BRESNIK: (Fingendosi severo.) No. Ne ha convertita una sola. Anzi, gliel’ha convertita Djokovic da solo.
Pensi di non essere ancora in grado di alzare il tuo livello di gioco nei momenti cruciali di un match, come fanno loro?
THIEM: Contro Djokovic di sicuro ci sono state delle stupidate da parte mia sulle palle break. Ma contro Nadal, lui ha giocato davvero bene. C’è una ragione per la quale sono così bravi. Contro di loro è più difficile convertire le palle break, ma a quelle palle break ci sono arrivato. Mi sono procurato molte opportunità, quindi è soltanto questione di tempo prima che io riesca anche a concretizzarle. Non ne convertirò soltanto una su trenta ogni volta.
Pochi giorni fa hai rilasciato un’intervista in cui trasmetti la tua gioia per star facendo quello che è il lavoro dei tuoi sogni: giocare a tennis, girando il mondo. C’è qualcosa, però, che non ti piace? Puoi anche rispondere “questa intervista”.
THIEM: (Ride.) No, questa intervista mi piace, ovviamente. L’unica cosa brutta, ed è una cosa molto brutta, è perdere. È l’unica brutta cosa. (Ride.) C’è una sensazione molto speciale, bella, dopo ogni vittoria, e una sensazione molto speciale, brutta, dopo ogni sconfitta. Ogni match è molto emozionante, sono emozioni che non sperimenti in una vita da ragazzo normale. Se vinci è molto bello, ma se perdi puoi avere sensazioni davvero spiacevoli.
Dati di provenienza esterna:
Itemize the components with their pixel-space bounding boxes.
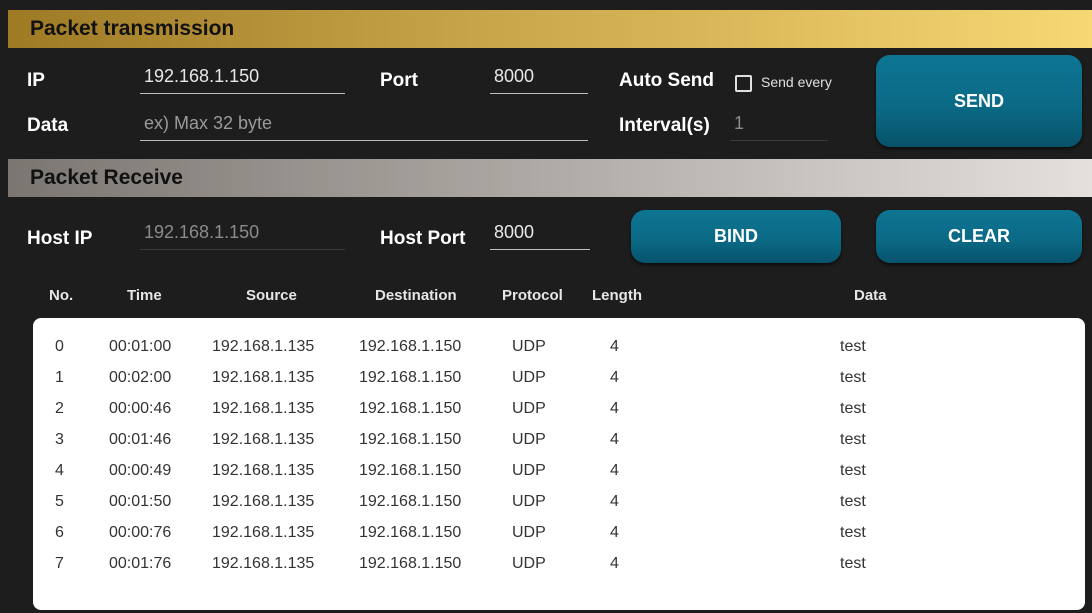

Soltanto questo, quindi? Non la distanza da casa, non le domande sempre uguali della stampa…
THIEM: È dura soltanto dopo aver perso. A volte è bello stare a casa, ma non mi manca mai. Mi è sempre piaciuto viaggiare, non è un gran problema per me. L’unica cosa che non mi piace del tennis, sì, è perdere.
Che è la ragione per cui ti alleni così duramente.
THIEM: (Ride.) Sì. Ma nel tennis non vincerai mai tutto. E anche se sei il numero uno perderai, un paio di volte a stagione.
L’ultima domanda non è una domanda. Se tu dovessi intervistare Dominic Thiem, cosa gli chiederesti?
THIEM: (Si concentra e si mette a pensare, rimanendo in silenzio per un paio di minuti.)
Ti ho messo in una situazione difficile, eh? Tic toc.
THIEM: Già. Mi tocca pensare un poco. (Si concentra di nuovo.)
Puoi saltarla, se vuoi.
THIEM: (Pensa ancora qualche istante.) Sì, penso che la salterò. Non sono bravo con le domande, ne ho sentite tantissime ma quasi nessuna davvero buona. Sono più bravo con le risposte. (Sorride.)